Когда Вы говорили Льву Лещенко о том, как Вы любите удивлять публику новинками, «повыкругасничать», я ликовал в душе — именно это качество сделает вас самой любимой певицей России. И это самое неистребимое «русопятство», как вы выразились. Придумывайте новые вещи, новые краски. У Вас, чувствуется, неиссякаемый клад изобразительных средств. Это Ваша наикозырнейшая карта. Пользуйтесь ею. При этом никогда не изменяйте своему вкусу. Возле Вас крутятся такие «деятели», которые умеют навязывать свои инородные вкусы и взгляды. Они ложным одобрением тащут на свет непотребную пошлятину, чтобы дискредитировать русский талант. Я знаю про эти штучки. Когда льстивое окружение подталкивает к безвкусице из зависти и желания уронить, а то и закопать действительно стоящие вещи. Бойтесь таких прилипал. В
связи с этим, с некоторым огорчением, я лично, воспринял этого женоподобного красавца в песне — дуэте про последнюю любовь. И голос его, и внешность, и исполнительская манера — сплошная фальшь. Да простит меня Бог, но это сам искушающий дьявол во плоти. Берегитесь его.
Совершенно неожиданно, и, чувствуется, экспериментально Вы включили в программу романс. Это совершенно новое для Вас, но это архиудачно. Новый, современный романс, да еще в этакой исполнительской интерпретации. Думаю, что это новый бриллиант в вашей коллекции исполнительского искусства. Еще раз поражаюсь вашей изобретательностью в поисках нового. Скажу больше, — мне кажется, Вы открыли новый мощный пласт в этом жанре. Если существует жанр старинного романса, то почему бы не быть жанру современного романса в самом разнообразном стиле его исполнения?! Придет время, когда Вы уже не сможете (увы! Это неизбежно) так легко и красиво передвигаться на сцене.
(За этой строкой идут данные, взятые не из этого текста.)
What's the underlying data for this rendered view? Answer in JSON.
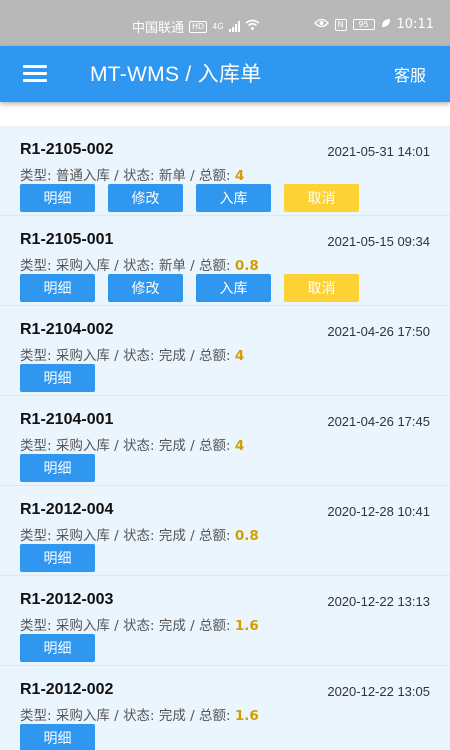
{
  "status_bar": {
    "carrier": "中国联通",
    "hd_badge": "HD",
    "network": "4G",
    "nfc_badge": "N",
    "battery": "95",
    "time": "10:11"
  },
  "app_bar": {
    "title": "MT-WMS / 入库单",
    "service_label": "客服",
    "menu_icon": "hamburger-menu-icon"
  },
  "labels": {
    "type_prefix": "类型: ",
    "status_prefix": " / 状态: ",
    "amount_prefix": " / 总额: "
  },
  "colors": {
    "primary": "#2f97f0",
    "warning": "#fdd234",
    "amount": "#d39e00"
  },
  "orders": [
    {
      "no": "R1-2105-002",
      "date": "2021-05-31 14:01",
      "type": "普通入库",
      "status": "新单",
      "amount": "4",
      "actions": [
        "明细",
        "修改",
        "入库",
        "取消"
      ]
    },
    {
      "no": "R1-2105-001",
      "date": "2021-05-15 09:34",
      "type": "采购入库",
      "status": "新单",
      "amount": "0.8",
      "actions": [
        "明细",
        "修改",
        "入库",
        "取消"
      ]
    },
    {
      "no": "R1-2104-002",
      "date": "2021-04-26 17:50",
      "type": "采购入库",
      "status": "完成",
      "amount": "4",
      "actions": [
        "明细"
      ]
    },
    {
      "no": "R1-2104-001",
      "date": "2021-04-26 17:45",
      "type": "采购入库",
      "status": "完成",
      "amount": "4",
      "actions": [
        "明细"
      ]
    },
    {
      "no": "R1-2012-004",
      "date": "2020-12-28 10:41",
      "type": "采购入库",
      "status": "完成",
      "amount": "0.8",
      "actions": [
        "明细"
      ]
    },
    {
      "no": "R1-2012-003",
      "date": "2020-12-22 13:13",
      "type": "采购入库",
      "status": "完成",
      "amount": "1.6",
      "actions": [
        "明细"
      ]
    },
    {
      "no": "R1-2012-002",
      "date": "2020-12-22 13:05",
      "type": "采购入库",
      "status": "完成",
      "amount": "1.6",
      "actions": [
        "明细"
      ]
    }
  ]
}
И вот тогда романс, который к тому времени будет отшлифован и отгранен до совершенства, станет продолжением вашего мастерства. Я не провидец и не ясновидящий, но предвижу — Вашему, именно Вашему романсу, быть в Вашем репертуаре. Это ценнейшая находка.
Вот все, что я хотел сказать Вам. Извините за беспокойство. И за слишком, может быть, эмоциональный тон. Может, в чем‑то прозвучали поучительные нотки. Простите меня. И поверьте, я искренне хочу Вам добра. И этим все продиктовано.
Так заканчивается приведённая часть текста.